As the United States fights the novel coronavirus pandemic, students around the country have been forced to balance surviving a global crisis and navigating a world in which remote learning raises more questions than answers. Many have been forced to vacate the college campuses they called home, and may now be juggling coursework with family responsibilities, unstable or unsafe home environments, and a significant loss of income and resources.
The CARES Act, which Congress passed on March 27, included students as beneficiaries of its $2 trillion price tag: Specifically, the bill set aside $6 billion, or 0.3 percent of the pot, for higher education students — and the bill says nothing about students' documentation status. "An institution of higher education may reserve any amount of an institution’s allocation ... for a fiscal year to award ... emergency financial aid grants to assist undergraduate or graduate students for unexpected expenses and unmet financial need as the result of a qualifying emergency," the text reads. But a new mandate under Education Secretary Betsy DeVos now bars undocumented students and non-permanent residents from the assistance they may need.
As POLITICO first reported, the Department of Education released new guidelines for funding eligibility on Tuesday (April 21) that restrict emergency funding to "students who are or could be eligible to participate in programs under Section 484 in Title IV of the Higher Education Act of 1965, as amended (HEA)," which broadly means only students who can apply for the Free Application For Federal Student Aid (FAFSA); notably, the CARES Act does not once mention FAFSA or any related criteria. "The criteria to participate in programs under Section 484 of the HEA include but are not limited to the following: U.S. citizenship or eligible noncitizen; a valid Social Security number; registration with Selective Service (if the student is male); and a high school diploma, GED, or completion of high school in an approved homeschool setting," the guideline says.

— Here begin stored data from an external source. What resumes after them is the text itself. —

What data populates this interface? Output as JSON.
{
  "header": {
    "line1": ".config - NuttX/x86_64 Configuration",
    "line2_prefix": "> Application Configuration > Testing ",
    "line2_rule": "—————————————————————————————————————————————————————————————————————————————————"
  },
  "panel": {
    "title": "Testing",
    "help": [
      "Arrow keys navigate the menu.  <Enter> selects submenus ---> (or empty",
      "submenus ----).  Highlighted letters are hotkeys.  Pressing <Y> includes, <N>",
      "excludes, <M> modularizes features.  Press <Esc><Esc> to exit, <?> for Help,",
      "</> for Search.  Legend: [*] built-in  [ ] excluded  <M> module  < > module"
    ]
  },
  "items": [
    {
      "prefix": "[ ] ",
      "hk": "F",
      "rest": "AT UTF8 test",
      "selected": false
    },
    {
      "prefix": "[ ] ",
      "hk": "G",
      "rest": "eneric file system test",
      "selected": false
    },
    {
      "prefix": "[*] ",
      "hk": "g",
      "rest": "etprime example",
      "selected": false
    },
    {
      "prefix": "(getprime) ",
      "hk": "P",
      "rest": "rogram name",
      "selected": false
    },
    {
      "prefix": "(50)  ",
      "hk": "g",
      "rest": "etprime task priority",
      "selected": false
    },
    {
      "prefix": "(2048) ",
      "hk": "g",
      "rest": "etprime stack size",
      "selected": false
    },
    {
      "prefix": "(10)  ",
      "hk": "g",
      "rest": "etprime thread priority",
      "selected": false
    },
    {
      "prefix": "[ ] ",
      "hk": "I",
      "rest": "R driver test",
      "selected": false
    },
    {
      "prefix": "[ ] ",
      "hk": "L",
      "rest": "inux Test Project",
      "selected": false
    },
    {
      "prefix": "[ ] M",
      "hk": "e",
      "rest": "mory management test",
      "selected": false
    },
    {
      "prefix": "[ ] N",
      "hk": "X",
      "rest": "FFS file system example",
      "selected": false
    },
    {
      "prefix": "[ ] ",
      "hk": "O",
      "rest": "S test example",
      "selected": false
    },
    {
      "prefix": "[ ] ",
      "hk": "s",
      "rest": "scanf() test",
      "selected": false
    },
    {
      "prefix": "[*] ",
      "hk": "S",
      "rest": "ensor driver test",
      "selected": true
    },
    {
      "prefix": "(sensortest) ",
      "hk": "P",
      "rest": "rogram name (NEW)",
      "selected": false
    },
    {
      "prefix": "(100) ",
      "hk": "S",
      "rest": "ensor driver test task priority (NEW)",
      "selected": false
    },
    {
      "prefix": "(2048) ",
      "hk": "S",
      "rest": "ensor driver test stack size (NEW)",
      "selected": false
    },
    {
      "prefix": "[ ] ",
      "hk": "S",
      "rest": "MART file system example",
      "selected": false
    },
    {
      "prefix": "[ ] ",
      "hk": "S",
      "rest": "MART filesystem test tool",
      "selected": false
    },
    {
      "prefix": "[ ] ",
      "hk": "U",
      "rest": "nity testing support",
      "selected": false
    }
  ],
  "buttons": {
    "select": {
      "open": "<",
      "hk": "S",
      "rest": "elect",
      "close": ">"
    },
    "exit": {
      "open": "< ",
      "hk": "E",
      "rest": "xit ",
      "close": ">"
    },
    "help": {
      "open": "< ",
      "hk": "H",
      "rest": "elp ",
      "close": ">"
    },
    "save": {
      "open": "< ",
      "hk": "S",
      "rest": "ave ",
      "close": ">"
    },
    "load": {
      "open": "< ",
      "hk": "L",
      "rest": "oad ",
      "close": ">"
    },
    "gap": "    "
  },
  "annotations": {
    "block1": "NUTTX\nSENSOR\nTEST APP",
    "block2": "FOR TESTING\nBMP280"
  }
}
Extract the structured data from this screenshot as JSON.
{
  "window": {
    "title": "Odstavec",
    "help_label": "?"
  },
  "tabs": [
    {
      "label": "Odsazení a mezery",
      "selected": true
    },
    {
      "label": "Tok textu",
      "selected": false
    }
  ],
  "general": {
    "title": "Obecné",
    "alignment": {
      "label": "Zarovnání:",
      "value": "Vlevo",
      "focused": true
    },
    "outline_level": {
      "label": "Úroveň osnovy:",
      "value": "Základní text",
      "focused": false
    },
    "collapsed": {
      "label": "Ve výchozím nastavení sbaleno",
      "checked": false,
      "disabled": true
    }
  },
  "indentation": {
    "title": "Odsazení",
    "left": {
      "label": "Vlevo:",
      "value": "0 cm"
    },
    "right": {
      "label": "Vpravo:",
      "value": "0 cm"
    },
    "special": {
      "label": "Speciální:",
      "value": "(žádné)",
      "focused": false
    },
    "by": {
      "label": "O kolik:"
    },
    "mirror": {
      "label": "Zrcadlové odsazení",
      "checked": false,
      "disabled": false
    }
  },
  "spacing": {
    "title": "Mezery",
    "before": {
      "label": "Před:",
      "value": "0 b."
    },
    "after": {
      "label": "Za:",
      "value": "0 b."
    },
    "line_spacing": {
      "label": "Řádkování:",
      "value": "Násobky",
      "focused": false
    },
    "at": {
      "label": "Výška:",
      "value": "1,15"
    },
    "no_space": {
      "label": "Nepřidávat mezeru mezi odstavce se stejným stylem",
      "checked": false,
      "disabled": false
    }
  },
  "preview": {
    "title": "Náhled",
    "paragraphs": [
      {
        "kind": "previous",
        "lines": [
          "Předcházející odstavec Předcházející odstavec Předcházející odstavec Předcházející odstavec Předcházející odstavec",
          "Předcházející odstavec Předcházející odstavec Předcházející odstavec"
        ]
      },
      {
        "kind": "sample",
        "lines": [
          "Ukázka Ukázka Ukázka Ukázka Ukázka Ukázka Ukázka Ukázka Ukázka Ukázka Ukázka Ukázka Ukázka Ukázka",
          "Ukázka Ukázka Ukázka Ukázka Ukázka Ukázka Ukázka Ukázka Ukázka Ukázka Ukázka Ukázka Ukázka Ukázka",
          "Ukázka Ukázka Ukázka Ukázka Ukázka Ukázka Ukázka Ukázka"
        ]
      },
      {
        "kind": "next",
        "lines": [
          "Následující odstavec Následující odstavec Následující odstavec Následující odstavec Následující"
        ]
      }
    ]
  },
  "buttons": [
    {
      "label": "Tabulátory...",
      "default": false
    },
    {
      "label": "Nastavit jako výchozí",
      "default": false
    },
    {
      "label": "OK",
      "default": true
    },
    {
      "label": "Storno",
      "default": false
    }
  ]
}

In a statement provided to Politico, Education Department spokesperson Liz Hill said, "The CARES Act makes clear that this taxpayer-funded relief fund should be targeted to U.S. citizens, which is consistently echoed throughout the law." The Act mentions citizenship insofar as stipulating which individuals are eligible for the one-time $1,200 checks, and that only people with "nonresident alien" status are not eligible. That includes undocumented people, who are more likely to be in need at this time.
The immigration advocacy group United We Dream called the new provision "callous" and called for reform in future relief packages. "Colleges and universities must find ways to allocate funds to assist their undocumented students as they deal with the ramifications of COVID-19," Advocacy Director Sanaa Abrar said. "Every single relief package being discussed in Congress, must include both the health care and financial assistance immigrant communities need, especially as the Trump administration continues to attack and scapegoat our communities amidst a pandemic."
According to an April report by New American Economy, an estimated 454,000 students currently attending U.S. colleges and universities are undocumented. These numbers can be hard to parse because many students fear that disclosing their status could result in detention or deportation. The Deferred Action for Childhood Arrivals program protects an estimated 700,000 young people; the Supreme Court is currently deliberating a case that could significantly impact protections for those young people.
"DACA allows me to work, and with a health crisis and the uncertainty of an upcoming DACA Supreme Court ruling, my family could lose their only source of income," Luz Chavez Gonzales, a DACA recipient and a student at Trinity Washington University, said via United We Dream. "Congress gave these funds to colleges and universities to help students like me and help alleviate some of these stressors, but time and time again this administration has proven their callousness for the undocumented community. It’s important for colleges and universities to step in where the federal government has failed us by committing to help all students, regardless of immigration status."